Sandro Magister shares with us the preface he wrote to new collection of the Pope’s homilies – those focusing on the liturgical year.
(Italian publisher/Italian book.)
It’s a wonderful, knowing piece by Magister.

Benedict XVI said it clearly in the homily that he delivered on June 29, 2008, on the feast of Saints Peter and Paul: his vocation is to “to serve as liturgist of Jesus Christ for the nations.” The striking expression is from Paul, in chapter 15 of the Letter to the Romans. And the pope has made it his own. He has identified his mission as successor of the Apostles precisely in being the celebrant of a “cosmic liturgy.” Because “when the world in all its parts has become a liturgy of God, when, in its reality, it has become adoration, then it will have reached its goal and will be safe and sound.”

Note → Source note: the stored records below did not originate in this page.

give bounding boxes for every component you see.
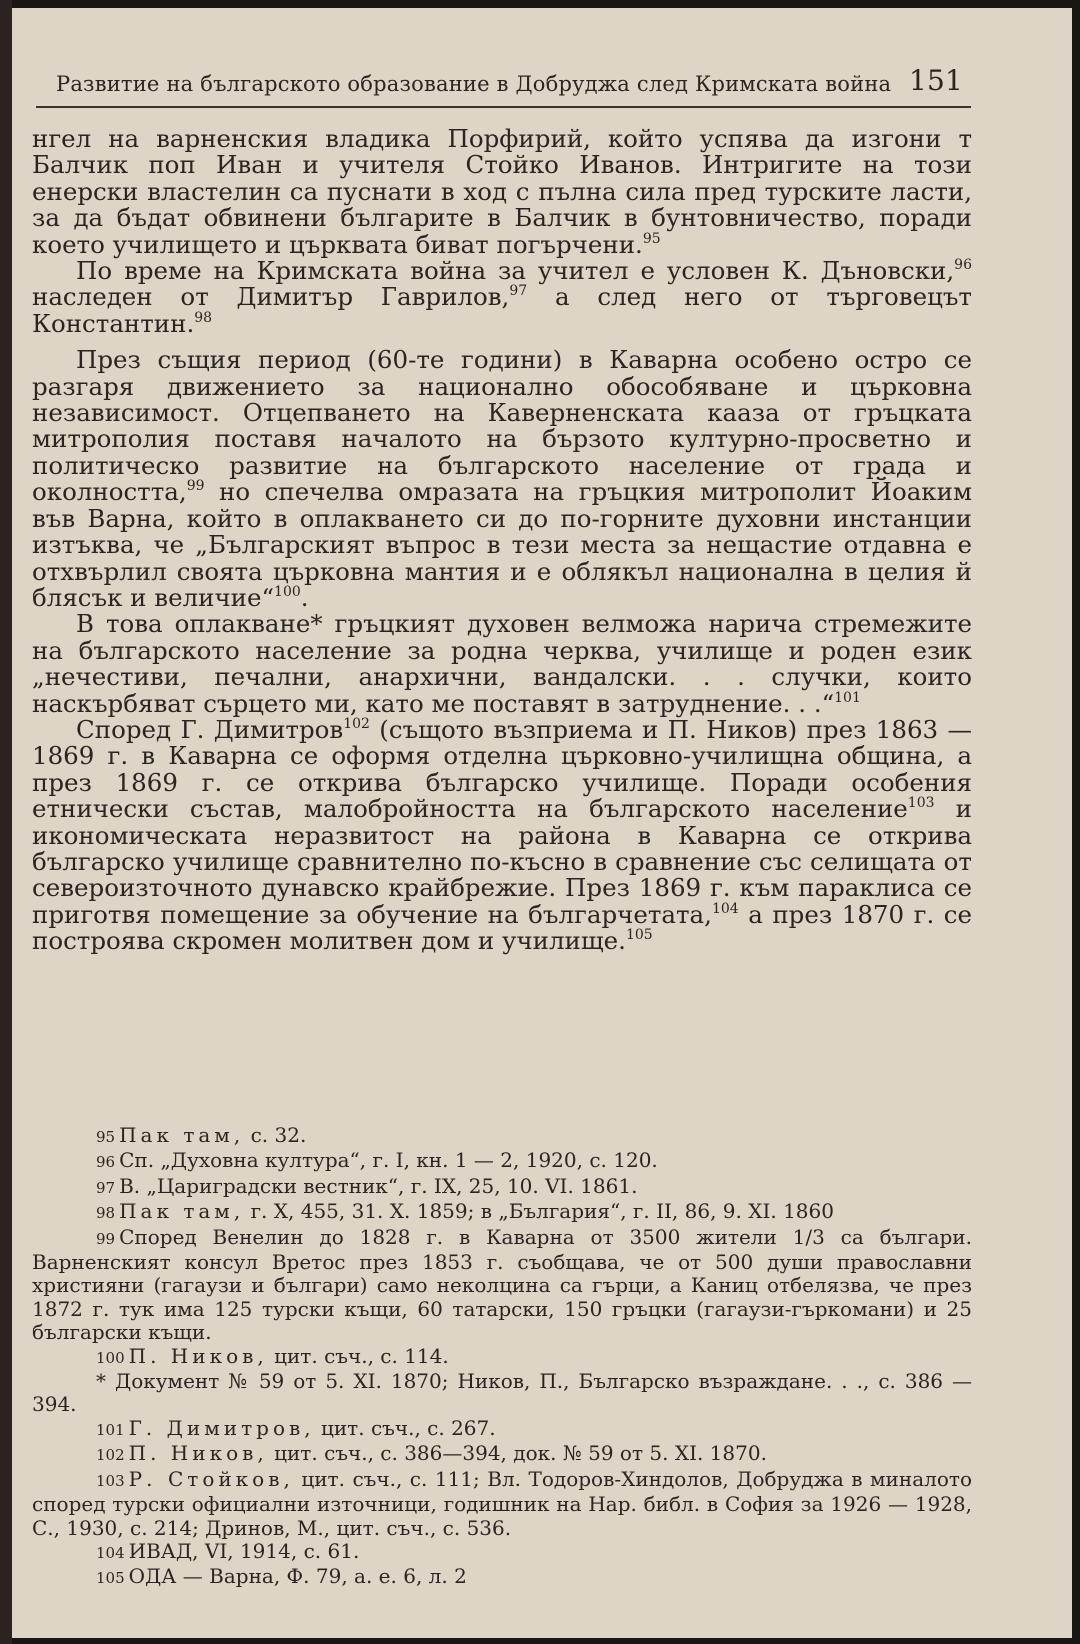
note-ref: 97 [509,283,528,300]
footnote-101: 101 Г. Димитров, цит. съч., с. 267. [96,1415,496,1440]
page-binding-shadow [0,0,12,1644]
header-title: Развитие на българското образование в Добруджа след Кримската война [56,72,892,96]
book-page [12,8,1072,1638]
footnote-105: 105 ОДА — Варна, Ф. 79, а. е. 6, л. 2 [96,1564,467,1589]
footnote-97: 97 В. „Цариградски вестник“, г. IX, 25, 10. VI. 1861. [96,1173,638,1198]
footnotes [32,1124,972,1591]
note-ref: 105 [625,927,653,944]
note-ref: 96 [954,257,972,274]
note-ref: 104 [711,900,739,917]
paragraph-5: Според Г. Димитров$^{102}$ (същото възприема и П. Ников) през 1863 — 1869 г. в Каварна се оформя отделна църковно-училищна община, а през 1869 г. се открива българско училище. Поради особения етнически състав, малобройността на българското население$^{103}$ и икономическата неразвитост на района в Каварна се открива българско училище сравнително по-късно в сравнение със селищата от североизточното дунавско крайбрежие. През 1869 г. към параклиса се приготвя помещение за обучение на българчетата,$^{104}$ а през 1870 г. се построява скромен молитвен дом и училище.$^{105}$ [32,714,973,956]
footnote-98: 98 Пак там, г. X, 455, 31. X. 1859; в „България“, г. II, 86, 9. XI. 1860 [96,1199,834,1224]
paragraph-2: По време на Кримската война за учител е условен К. Дъновски,$^{96}$ наследен от Димитър Гаврилов,$^{97}$ а след него от търговецът Константин.$^{98}$ [32,256,972,338]
footnote-100: 100 П. Ников, цит. съч., с. 114. [96,1343,449,1368]
main-text [32,126,972,955]
footnote-99: 99 Според Венелин до 1828 г. в Каварна от 3500 жители 1/3 са българи. Варненският консул Вретос през 1853 г. съобщава, че от 500 души православни християни (гагаузи и българи) само неколцина са гърци, а Каниц отбелязва, че през 1872 г. тук има 125 турски къщи, 60 татарски, 150 гръцки (гагаузи-гъркомани) и 25 български къщи. [32,1224,972,1345]
paragraph-4: В това оплакване* гръцкият духовен велможа нарича стремежите на българското население за родна черква, училище и роден език „нечестиви, печални, анархични, вандалски. . . случки, които наскърбяват сърцето ми, като ме поставят в затруднение. . .“$^{101}$ [32,609,972,718]
note-ref: 100 [274,583,301,600]
note-ref: 99 [186,478,205,495]
footnote-star: * Документ № 59 от 5. XI. 1870; Ников, П., Българско възраждане. . ., с. 386 — 394. [32,1369,972,1417]
footnote-102: 102 П. Ников, цит. съч., с. 386—394, док. № 59 от 5. XI. 1870. [96,1441,767,1466]
note-ref: 98 [194,309,213,326]
note-ref: 95 [642,230,661,247]
page-number: 151 [908,64,963,97]
paragraph-1: нгел на варненския владика Порфирий, който успява да изгони т Балчик поп Иван и учителя Стойко Иванов. Интригите на този енерски властелин са пуснати в ход с пълна сила пред турските ласти, за да бъдат обвинени българите в Балчик в бунтовничество, поради което училището и църквата биват погърчени.$^{95}$ [32,124,972,259]
footnote-96: 96 Сп. „Духовна култура“, г. I, кн. 1 — 2, 1920, с. 120. [96,1148,658,1173]
footnote-104: 104 ИВАД, VI, 1914, с. 61. [96,1538,360,1563]
footnote-95: 95 Пак там, с. 32. [96,1123,307,1147]
footnote-103: 103 Р. Стойков, цит. съч., с. 111; Вл. Тодоров-Хиндолов, Добруджа в миналото според турски официални източници, годишник на Нар. библ. в София за 1926 — 1928, С., 1930, с. 214; Дринов, М., цит. съч., с. 536. [32,1466,972,1540]
running-header [36,66,971,108]
note-ref: 103 [907,795,935,812]
note-ref: 102 [343,715,370,732]
note-ref: 101 [834,689,861,706]
paragraph-3: През същия период (60-те години) в Каварна особено остро се разгаря движението за национално обособяване и църковна независимост. Отцепването на Кавeрненската кааза от гръцката митрополия поставя началото на бързото културно-просветно и политическо развитие на българското население от града и околността,$^{99}$ но спечелва омразата на гръцкия митрополит Йоаким във Варна, който в оплакването си до по-горните духовни инстанции изтъква, че „Българският въпрос в тези места за нещастие отдавна е отхвърлил своята църковна мантия и е облякъл национална в целия й блясък и величие“$^{100}$. [32,345,972,612]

It is a dizzying vision. But Pope Ratzinger has this unshakable certainty: when he celebrates the Mass, he knows that the entire action of God is contained in it, woven together with the ultimate destiny of man and of the world. For him, the Mass is not a mere rite officiated by the Church. It is the Church itself, with the triune God dwelling within it. It is the image and reality of the entirety of the Christian adventure. The educated pagans of the early centuries were not mistaken when they identified Christianity by describing its act of worship. Because this was also the faith of those first believers. “Sine dominico non possumus,” without the Sunday Eucharist we cannot live, the martyrs of Abitina replied to Emperor Diocletian when he banned them from celebrating it. And they sacrificed their lives for this. Benedict XVI recalled this episode in the homily of the first Mass he celebrated outside of Rome as pope, in Bari on May 29, 2005.
In that same homily, the pope described Sunday as a “weekly Easter.” And with this, he identified it as the axis of Christian time. Easter, or the passion, death, and resurrection of Jesus, is an action that took place once in time, accomplished once and for all, but it is also an act carried out “forever,” as the Letter to the Hebrews highlights well. And this contemporaneousness is realized in the liturgical action, where “the historical Passover of Jesus enters into our present, and from there its goal is to touch and embrace the lives of those who celebrate it, and, therefore, all historical reality.” As cardinal, in the book “The Spirit of the Liturgy,” Ratzinger wrote evocative pages about “Church time,” a form of time in which “past, present, and future penetrate one another and touch eternity.”